Mamy ze starszym chłopcem relacje typu on/off, on ma 20 lat i przyznaje, że większość rzeczy, które wydarzyły się, gdy był nastolatkiem, była jego winą i powiedział, że jest mu bardzo przykro, że naraził mnie i jego tatę przez to. Jest ojcem niemowlęcia i wydaje się, że trochę dorósł.
A tak przy okazji, dziewczyna ma teraz 25 lat, pomogliśmy jej ponownie, bo jestem idiotką, a ona była w ciąży i nie miała dokąd pójść, straciła oboje swoje dzieci 18 miesięcy i 5 miesięcy na rzecz DCF, nadal obwinia wszystkich, ale siebie za ich zabranie, kiedy było to zdecydowanie uzasadnione i konieczne. Zagraża osobie, która ma dzieci, która oprócz mnie od urodzenia wychowuje starsze dziecko, a od urodzenia ma młodsze. Odmawia robienia tego, co nakazuje DCF i nie może zrozumieć, dlaczego zrobiłem to, czego chcieli.

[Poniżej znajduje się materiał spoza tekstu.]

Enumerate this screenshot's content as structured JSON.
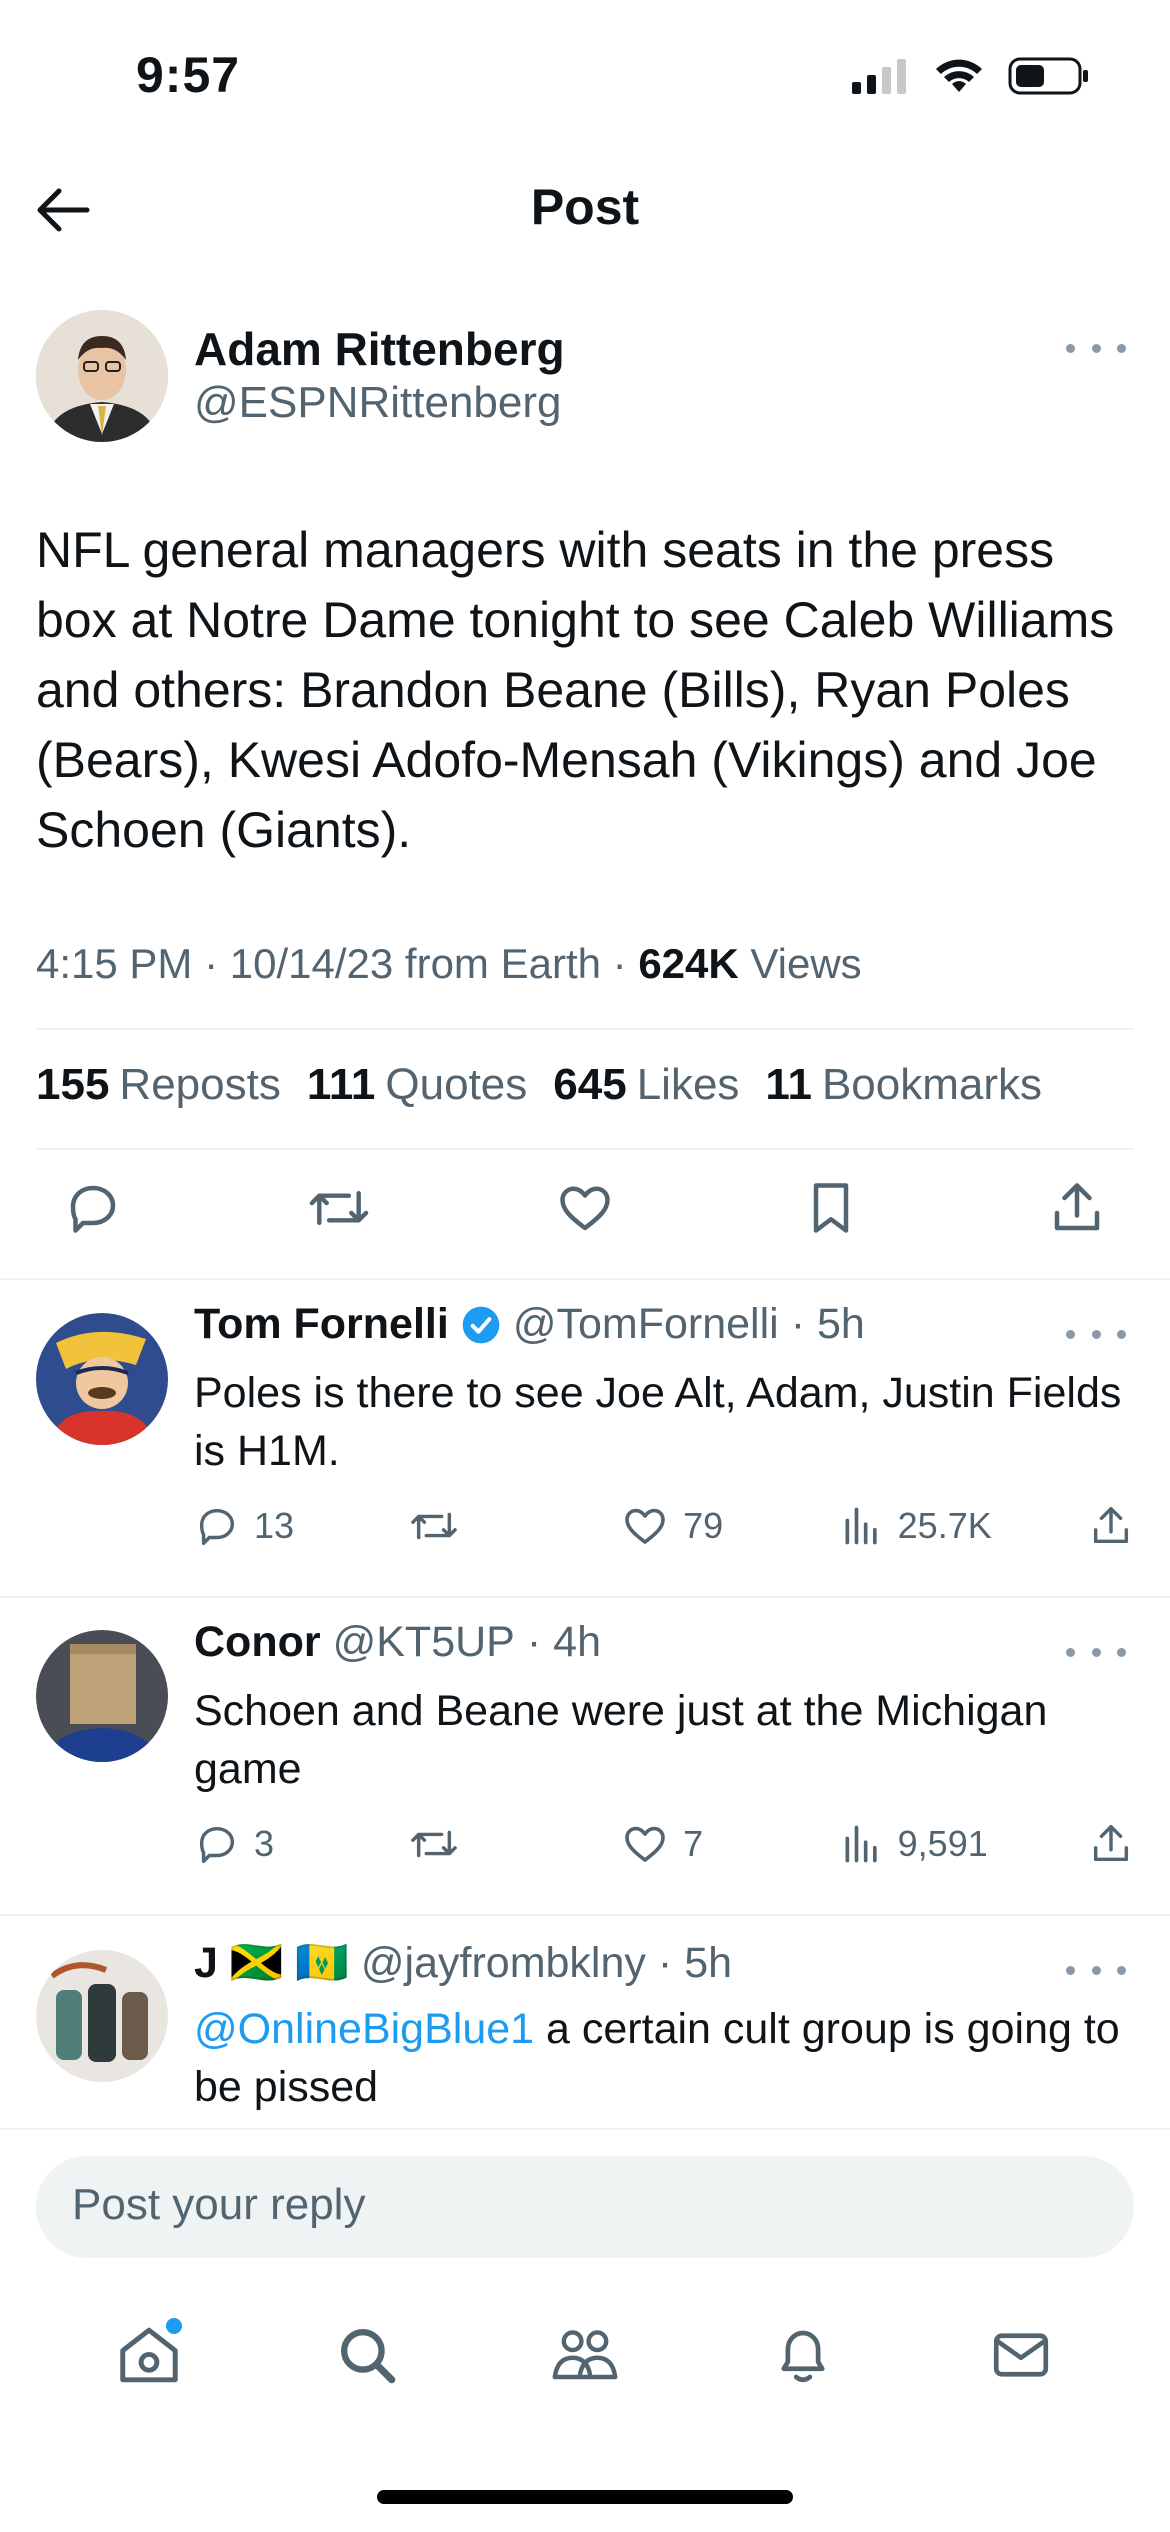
{
  "status_bar": {
    "time": "9:57"
  },
  "header": {
    "title": "Post"
  },
  "main_post": {
    "author_name": "Adam Rittenberg",
    "author_handle": "@ESPNRittenberg",
    "body": "NFL general managers with seats in the press box at Notre Dame tonight to see Caleb Williams and others: Brandon Beane (Bills), Ryan Poles (Bears), Kwesi Adofo-Mensah (Vikings) and Joe Schoen (Giants).",
    "time": "4:15 PM",
    "date": "10/14/23",
    "source": "from Earth",
    "views_count": "624K",
    "views_label": "Views",
    "stats": [
      {
        "count": "155",
        "label": "Reposts"
      },
      {
        "count": "111",
        "label": "Quotes"
      },
      {
        "count": "645",
        "label": "Likes"
      },
      {
        "count": "11",
        "label": "Bookmarks"
      }
    ]
  },
  "replies": [
    {
      "name": "Tom Fornelli",
      "verified": true,
      "handle": "@TomFornelli",
      "age": "5h",
      "mention": "",
      "text": "Poles is there to see Joe Alt, Adam, Justin Fields is H1M.",
      "replies": "13",
      "reposts": "",
      "likes": "79",
      "views": "25.7K"
    },
    {
      "name": "Conor",
      "verified": false,
      "handle": "@KT5UP",
      "age": "4h",
      "mention": "",
      "text": "Schoen and Beane were just at the Michigan game",
      "replies": "3",
      "reposts": "",
      "likes": "7",
      "views": "9,591"
    },
    {
      "name": "J 🇯🇲 🇻🇨",
      "verified": false,
      "handle": "@jayfrombklny",
      "age": "5h",
      "mention": "@OnlineBigBlue1",
      "text": " a certain cult group is going to be pissed"
    }
  ],
  "reply_box": {
    "placeholder": "Post your reply"
  },
  "nav": [
    "home-icon",
    "search-icon",
    "communities-icon",
    "notifications-icon",
    "messages-icon"
  ],
  "colors": {
    "accent": "#1d9bf0",
    "secondary_text": "#536471",
    "divider": "#eff3f4"
  }
}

Wiele żyć byłoby znacznie lepszych, gdybyśmy zostawili ją za morzem. i nie płakałbym, kiedy pisałem to uczucie całkowicie nieszczęśliwe i winne, że próbowałem zrobić to, co właściwe, i wybuchło nam w twarz. a co gorsza, nadal mieszkamy w tym samym domu, co wtedy, więc zawsze jest biały słoń na środku pokoju, a minęło 10 lat od pierwotnego incydentu i 12 lat od adopcji. Tak bardzo chcę, żebyście zrozumieli, że kocham wszystkie moje dzieci, bez względu na to, czy urodziłam, czy niosłam je z samolotu, więc nie myślcie, że tak jest, bo bez względu na to, jaka jest prawda.
Więc znowu, na wypadek, gdybyś nie chciał czytać mojej tyrady. Gdybym mogła cofnąć się w czasie, aby coś przerobić, cofnęłabym się i zapomniałaby o adopcji i byłabym szczęśliwa z jednym dzieckiem, które mieliśmy, ponieważ mieliśmy wtedy wspaniałe i spokojne życie i od tego czasu na pewno już nie.